Our platform has several components communicating via Apache Kafka and using HBase as a permanent storage. Most components are written in Python, while several crucial components are made using Scala and Kafka Streams. Currently, main priorities are improving reliability and scalability of the system, integration with other Scrapinghub services, implementation of auto-scaling and other features. This is going to be a challenging journey for every good Backend Engineer!
- Design and implementation of a large scale web crawling and extraction service.
- Solution architecture for large scale crawling and data extraction: design, hardware and development effort estimations, writing proposal drafts, explaining and motivating the solution for customers,
- Implementation and troubleshooting of Apache Kafka applications: workers, HW estimation, performance tuning, debugging,
- Interaction with data science engineers and customers
- Write code carefully for critical and production environments along with good communication and learning skills.

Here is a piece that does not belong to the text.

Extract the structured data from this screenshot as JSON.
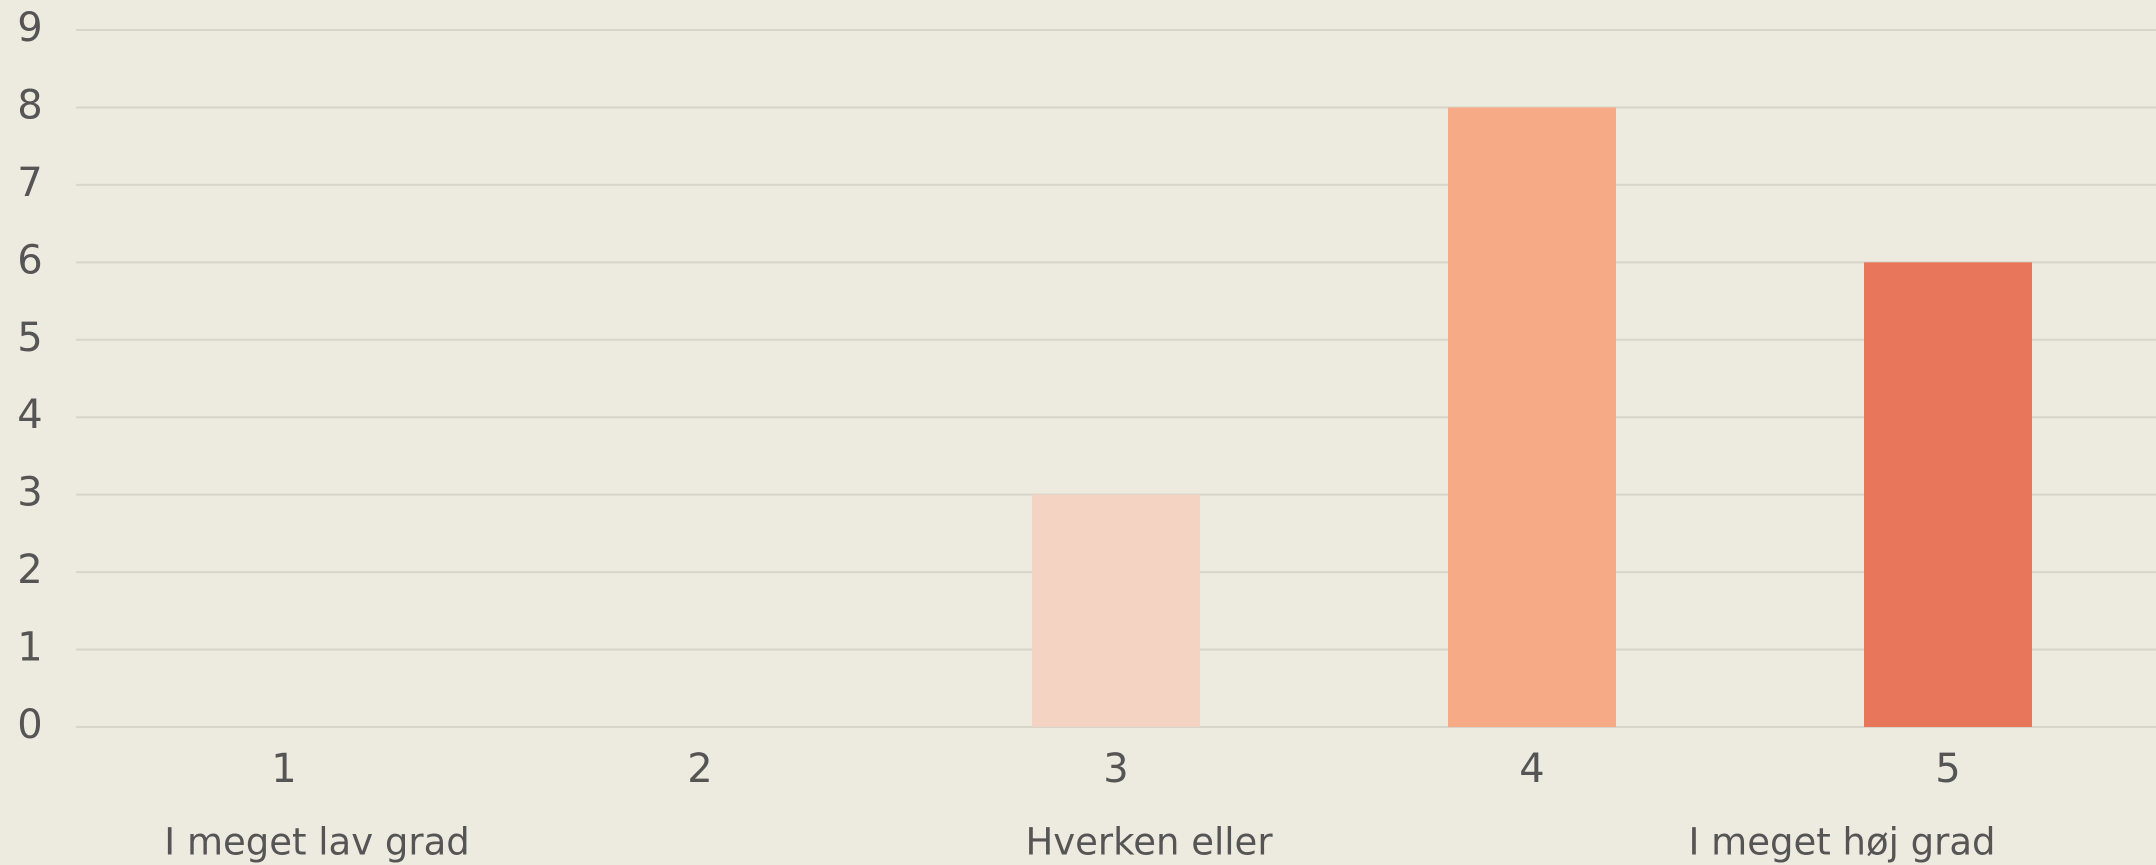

- Experience building at least one large scale data processing system or high load service. Understanding what CPU/memory effort the particular code requires,
- Good knowledge of Python
- experience with any distributed messaging system (Rabbitmq, Kafka, ZeroMQ, etc),
- Docker containers basics,
- Linux knowledge.
- Good communication skills in English,
- Understand a ways to solve problem, and ability to wisely choose between: quick hotfix, long-term solution, or design change.
Bonus points for:
- Kafka Streams and microservices based on Apache Kafka, understanding Kafka message delivery semantics and how to achieve them on practice,
- HBase: data model, selecting the access patterns, maintenance processes,
- Understanding how web works: research on link structure, major components on link graphs,
- Algorithms and data structures background,
- Experience with web data processing tasks: web crawling, finding similar items, mining data streams, link analysis, etc.
- Experience with Microservices,
- Experience with JVM,
- Open source activity.